Neural network for excess noise estimation in continuous-variable quantum key distribution under composable finite-size security
Parameter estimation is a critical step in continuous-variable quantum key distribution (CV-QKD), especially in the finite-size regime where worst-case confidence intervals can significantly reduce the achievable secret-key rate. We provide a finite-size security analysis demonstrating that neural networks can be reliably employed for parameter estimation in CV-QKD with quantifiable failure probabilities $ε_{PE}$, endowed with an operational interpretation and composable security guarantees. Using a protocol that is operationally equivalent to standard approaches, our method produces significantly tighter confidence intervals, unlocking higher key rates even under collective Gaussian attacks. The proposed approach yields tighter confidence intervals, leading to a quantifiable increase in the secret-key rate under collective Gaussian attacks. These results open up new perspectives for integrating modern machine learning techniques into quantum cryptographic protocols, particularly in practical resource-constrained scenarios.
💡 Research Summary
This paper addresses a critical bottleneck in continuous‑variable quantum key distribution (CV‑QKD): the finite‑size estimation of the channel’s excess noise ξ, which directly limits the achievable secret‑key rate. While maximum‑likelihood estimation (MLE) has been the standard method because its confidence intervals can be analytically linked to the composable security parameter ε_PE, MLE yields overly conservative bounds, especially at long distances where excess noise dominates.

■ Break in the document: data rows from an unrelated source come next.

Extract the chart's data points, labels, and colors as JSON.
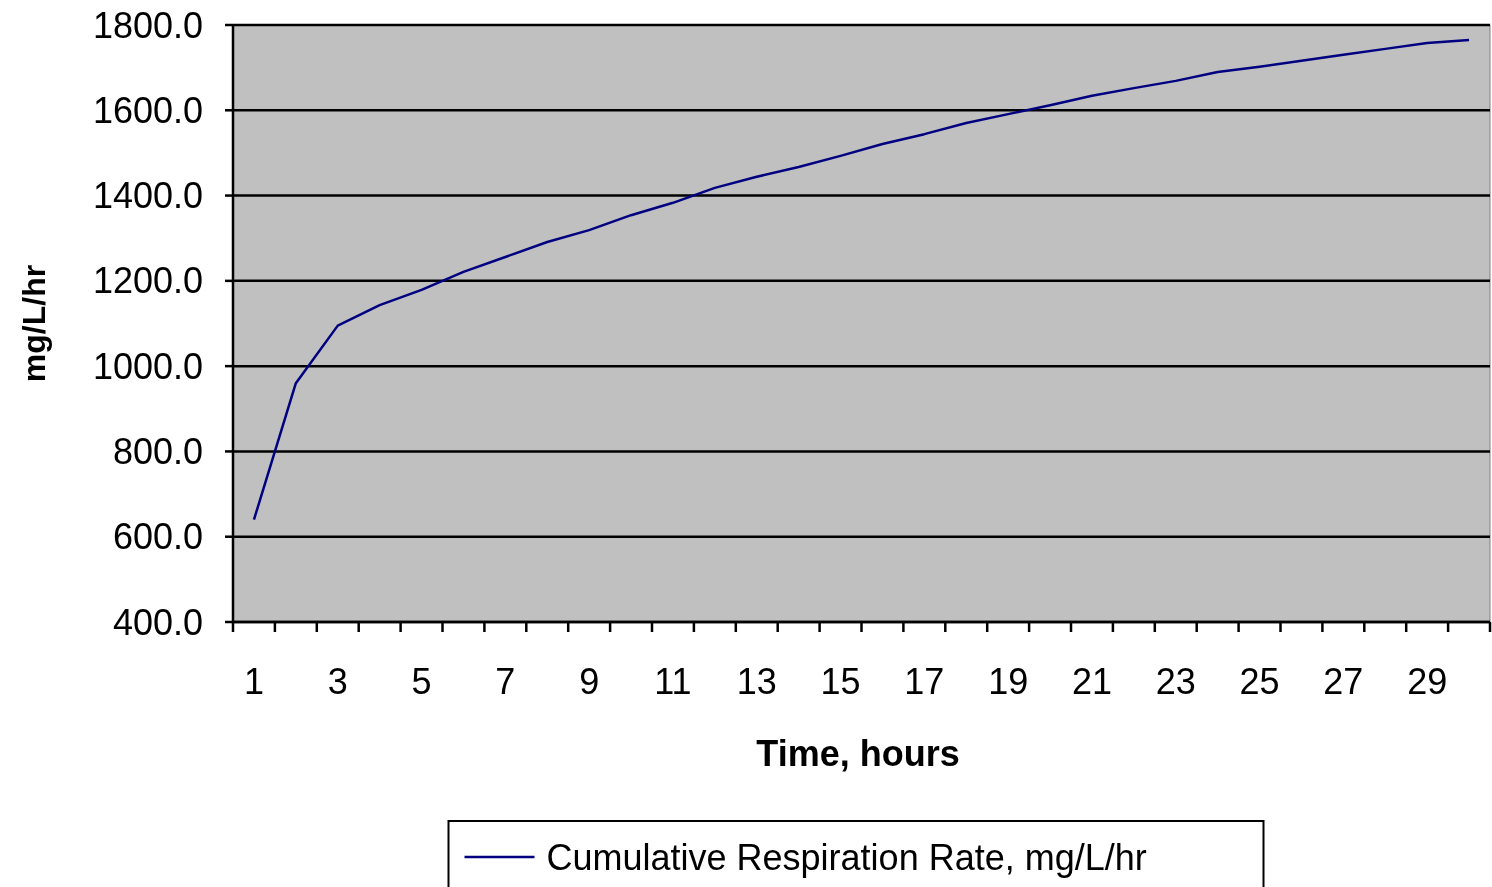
{
  "chart_data": {
    "type": "line",
    "xlabel": "Time, hours",
    "ylabel": "mg/L/hr",
    "x": [
      1,
      2,
      3,
      4,
      5,
      6,
      7,
      8,
      9,
      10,
      11,
      12,
      13,
      14,
      15,
      16,
      17,
      18,
      19,
      20,
      21,
      22,
      23,
      24,
      25,
      26,
      27,
      28,
      29,
      30
    ],
    "xlim": [
      0.5,
      30.5
    ],
    "xticks": [
      1,
      3,
      5,
      7,
      9,
      11,
      13,
      15,
      17,
      19,
      21,
      23,
      25,
      27,
      29,
      {
        "value": 0.5,
        "label": null
      },
      {
        "value": 1.5,
        "label": null
      },
      {
        "value": 2.5,
        "label": null
      },
      {
        "value": 3.5,
        "label": null
      },
      {
        "value": 4.5,
        "label": null
      },
      {
        "value": 5.5,
        "label": null
      },
      {
        "value": 6.5,
        "label": null
      },
      {
        "value": 7.5,
        "label": null
      },
      {
        "value": 8.5,
        "label": null
      },
      {
        "value": 9.5,
        "label": null
      },
      {
        "value": 10.5,
        "label": null
      },
      {
        "value": 11.5,
        "label": null
      },
      {
        "value": 12.5,
        "label": null
      },
      {
        "value": 13.5,
        "label": null
      },
      {
        "value": 14.5,
        "label": null
      },
      {
        "value": 15.5,
        "label": null
      },
      {
        "value": 16.5,
        "label": null
      },
      {
        "value": 17.5,
        "label": null
      },
      {
        "value": 18.5,
        "label": null
      },
      {
        "value": 19.5,
        "label": null
      },
      {
        "value": 20.5,
        "label": null
      },
      {
        "value": 21.5,
        "label": null
      },
      {
        "value": 22.5,
        "label": null
      },
      {
        "value": 23.5,
        "label": null
      },
      {
        "value": 24.5,
        "label": null
      },
      {
        "value": 25.5,
        "label": null
      },
      {
        "value": 26.5,
        "label": null
      },
      {
        "value": 27.5,
        "label": null
      },
      {
        "value": 28.5,
        "label": null
      },
      {
        "value": 29.5,
        "label": null
      },
      {
        "value": 30.5,
        "label": null
      }
    ],
    "series": [
      {
        "name": "Cumulative Respiration Rate, mg/L/hr",
        "color": "#000080",
        "values": [
          640,
          960,
          1095,
          1143,
          1179,
          1221,
          1256,
          1291,
          1319,
          1354,
          1383,
          1418,
          1444,
          1467,
          1493,
          1521,
          1544,
          1570,
          1591,
          1612,
          1634,
          1652,
          1669,
          1690,
          1702,
          1716,
          1730,
          1744,
          1758,
          1765
        ]
      }
    ],
    "ylim": [
      400,
      1800
    ],
    "yticks": [
      {
        "value": 400,
        "label": "400.0"
      },
      {
        "value": 600,
        "label": "600.0"
      },
      {
        "value": 800,
        "label": "800.0"
      },
      {
        "value": 1000,
        "label": "1000.0"
      },
      {
        "value": 1200,
        "label": "1200.0"
      },
      {
        "value": 1400,
        "label": "1400.0"
      },
      {
        "value": 1600,
        "label": "1600.0"
      },
      {
        "value": 1800,
        "label": "1800.0"
      }
    ],
    "grid": "y",
    "legend": "bottom",
    "marker": "none",
    "line_style": "solid"
  }
}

The authors propose a neural‑network‑based estimator for ξ and, crucially, derive a worst‑case confidence interval for the network’s output using the delta‑method. They model the relationship between the measured data (Alice’s modulation x_i and Bob’s measurement y_i) as y_i = t x_i + z_i, with t = √T and z_i a Gaussian noise of variance σ² = μ + t² ξ. The neural network learns a mapping f(X,θ) ≈ y, where θ are the trainable weights. After training on a representative dataset, the parameter vector θ̂ converges to the optimal θ*; a first‑order Taylor expansion around θ* together with the delta‑method yields an analytic expression for the variance of the prediction error ε₀. By inflating the point estimate ξ̂ with a factor z_{ε_PE/2} · σ_{ξ̂}, the authors construct a high‑confidence upper bound ξ_max that satisfies P(ξ ≤ ξ_max) ≥ 1 − ε_PE/2. This bound is then inserted into the covariance matrix Γ_{ε_PE} used in the composable security analysis, ensuring that the overall protocol failure probability ε = ε_PE + ε_cor + ε_sec respects the required security definitions.